I love O’Brien’s writing. She writes with such vivid imagery, it is impossible not to see Ireland while you are reading it. This story is set in rural western Ireland, county Clare (or Limerick perhaps) going by places mentioned in the book, a place I spent some time in the past. In fact I was one of “these eejits who come over to the Burren to look at flowers.”And yet, though some of the descriptions make my mind go on holiday and make me long for a walk in the Irish countryside, most of what is described is no holiday picture. The book was published in 1960 and tells the story of a young girl growing up with a drunken father she fears, a mother she adores but dies when she is young. Then, going off to boarding school where they are taught by the nuns that “You are not alone in your loneliness.
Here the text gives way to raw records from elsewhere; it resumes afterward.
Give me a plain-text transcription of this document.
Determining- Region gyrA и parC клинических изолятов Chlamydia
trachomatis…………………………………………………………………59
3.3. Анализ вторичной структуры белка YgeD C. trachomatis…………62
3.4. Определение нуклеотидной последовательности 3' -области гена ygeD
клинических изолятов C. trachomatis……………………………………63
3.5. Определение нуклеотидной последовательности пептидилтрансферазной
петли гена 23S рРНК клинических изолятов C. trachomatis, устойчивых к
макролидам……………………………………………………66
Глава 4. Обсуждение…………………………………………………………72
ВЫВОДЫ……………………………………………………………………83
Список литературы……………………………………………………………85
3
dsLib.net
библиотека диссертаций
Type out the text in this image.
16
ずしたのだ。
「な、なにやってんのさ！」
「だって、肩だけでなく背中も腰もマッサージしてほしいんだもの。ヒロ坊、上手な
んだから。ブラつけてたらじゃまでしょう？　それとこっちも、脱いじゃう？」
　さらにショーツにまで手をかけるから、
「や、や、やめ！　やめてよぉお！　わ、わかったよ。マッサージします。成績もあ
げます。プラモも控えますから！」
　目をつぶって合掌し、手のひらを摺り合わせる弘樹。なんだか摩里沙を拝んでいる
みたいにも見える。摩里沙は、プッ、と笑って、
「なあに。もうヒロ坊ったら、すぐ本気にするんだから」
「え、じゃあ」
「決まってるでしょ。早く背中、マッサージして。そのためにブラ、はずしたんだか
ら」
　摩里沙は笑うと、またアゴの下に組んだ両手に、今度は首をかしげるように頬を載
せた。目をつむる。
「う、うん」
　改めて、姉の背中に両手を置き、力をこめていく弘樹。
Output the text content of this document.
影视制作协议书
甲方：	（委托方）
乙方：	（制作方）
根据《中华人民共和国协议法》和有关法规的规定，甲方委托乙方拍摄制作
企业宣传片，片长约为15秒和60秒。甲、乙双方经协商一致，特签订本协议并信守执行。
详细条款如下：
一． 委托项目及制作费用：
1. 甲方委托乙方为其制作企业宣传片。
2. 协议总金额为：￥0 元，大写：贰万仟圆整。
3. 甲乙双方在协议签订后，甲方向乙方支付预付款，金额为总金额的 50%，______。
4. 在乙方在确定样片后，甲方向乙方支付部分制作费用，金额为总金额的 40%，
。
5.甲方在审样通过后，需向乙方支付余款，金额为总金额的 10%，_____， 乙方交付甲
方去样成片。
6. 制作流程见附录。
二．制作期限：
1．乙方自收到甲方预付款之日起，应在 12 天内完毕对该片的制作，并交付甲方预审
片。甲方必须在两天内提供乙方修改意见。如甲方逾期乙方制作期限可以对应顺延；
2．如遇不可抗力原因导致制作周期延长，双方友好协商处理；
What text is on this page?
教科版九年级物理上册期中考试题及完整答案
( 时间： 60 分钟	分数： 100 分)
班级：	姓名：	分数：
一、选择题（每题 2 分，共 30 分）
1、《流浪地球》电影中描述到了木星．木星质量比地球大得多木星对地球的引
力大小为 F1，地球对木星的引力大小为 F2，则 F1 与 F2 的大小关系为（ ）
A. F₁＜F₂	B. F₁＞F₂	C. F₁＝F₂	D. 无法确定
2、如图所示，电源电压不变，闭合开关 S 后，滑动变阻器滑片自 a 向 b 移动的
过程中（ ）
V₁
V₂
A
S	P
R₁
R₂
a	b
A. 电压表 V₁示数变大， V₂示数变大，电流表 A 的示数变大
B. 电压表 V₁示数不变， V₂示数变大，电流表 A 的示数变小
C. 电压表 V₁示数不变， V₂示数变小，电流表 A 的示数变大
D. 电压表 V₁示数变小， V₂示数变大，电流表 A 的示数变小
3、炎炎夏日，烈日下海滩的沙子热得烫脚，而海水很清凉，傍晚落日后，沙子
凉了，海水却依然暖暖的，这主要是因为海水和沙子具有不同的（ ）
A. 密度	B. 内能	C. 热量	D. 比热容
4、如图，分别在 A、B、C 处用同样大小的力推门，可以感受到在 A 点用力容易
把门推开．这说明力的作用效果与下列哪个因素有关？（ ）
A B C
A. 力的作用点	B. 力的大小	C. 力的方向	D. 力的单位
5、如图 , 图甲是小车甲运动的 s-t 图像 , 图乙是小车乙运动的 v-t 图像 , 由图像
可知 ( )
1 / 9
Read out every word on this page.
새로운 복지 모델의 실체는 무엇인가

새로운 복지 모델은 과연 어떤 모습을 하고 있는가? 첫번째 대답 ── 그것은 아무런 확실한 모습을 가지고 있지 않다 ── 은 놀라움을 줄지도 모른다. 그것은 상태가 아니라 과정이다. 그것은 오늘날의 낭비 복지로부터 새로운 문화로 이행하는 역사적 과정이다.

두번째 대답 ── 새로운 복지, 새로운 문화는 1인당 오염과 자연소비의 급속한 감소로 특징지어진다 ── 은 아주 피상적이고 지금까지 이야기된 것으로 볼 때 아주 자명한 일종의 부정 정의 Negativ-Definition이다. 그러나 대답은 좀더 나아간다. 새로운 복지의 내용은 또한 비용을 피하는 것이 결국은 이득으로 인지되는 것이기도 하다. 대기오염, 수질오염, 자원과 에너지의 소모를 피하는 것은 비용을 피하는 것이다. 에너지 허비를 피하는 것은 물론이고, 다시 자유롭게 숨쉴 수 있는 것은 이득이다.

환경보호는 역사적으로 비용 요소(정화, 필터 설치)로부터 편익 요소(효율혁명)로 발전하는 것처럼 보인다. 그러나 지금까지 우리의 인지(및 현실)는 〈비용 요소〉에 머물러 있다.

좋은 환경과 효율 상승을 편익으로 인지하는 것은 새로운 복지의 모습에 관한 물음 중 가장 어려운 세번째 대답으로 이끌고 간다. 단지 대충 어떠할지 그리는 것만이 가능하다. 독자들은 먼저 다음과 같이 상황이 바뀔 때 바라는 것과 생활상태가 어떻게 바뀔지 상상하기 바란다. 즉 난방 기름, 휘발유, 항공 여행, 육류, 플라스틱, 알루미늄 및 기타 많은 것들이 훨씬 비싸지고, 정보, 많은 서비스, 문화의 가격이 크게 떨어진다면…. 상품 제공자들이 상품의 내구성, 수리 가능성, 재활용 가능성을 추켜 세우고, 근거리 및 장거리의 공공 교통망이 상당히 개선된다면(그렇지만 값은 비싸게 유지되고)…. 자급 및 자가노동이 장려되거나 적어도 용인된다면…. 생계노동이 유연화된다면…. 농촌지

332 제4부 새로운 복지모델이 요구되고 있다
Loneliness is no excuse for disobedience.” A lesson they both struggle with for years to come.Regarding all the issues this book quietly addresses, this Wikipedia quote sums it all up really: “O'Brien's works often revolve around the inner feelings of women, and their problems in relating to men, and to society as a whole. Her first novel, The Country Girls, is often credited with breaking silence on sexual matters and social issues during a repressive period in Ireland following World War II.The book was banned, burned and denounced from the pulpit, and O'Brien left Ireland behind.” O'Brien's ability to write vividly doesn't only work with landscapes, but also for people or events: I love the picture she paints of that girl on her bicycle going through town, fearing that perhaps her father had returned, but day-dreaming about Mr. Gentleman in his white house on the hill at the same time. Or all the smothered crying in the dormitory of the convent school on their first night there. Some characters of her short stories also make an appearance. I had to smile when I discovered that there was a help called 'Hickey' in this book as well, and there was a similar reaction when reading about the idea of 'going for tea with the Connor girls'.I don't often drink tea. But I have a craving for it whenever I read O'Brien. Even if there are no Connor Girls around here. Even if it's not happy tea.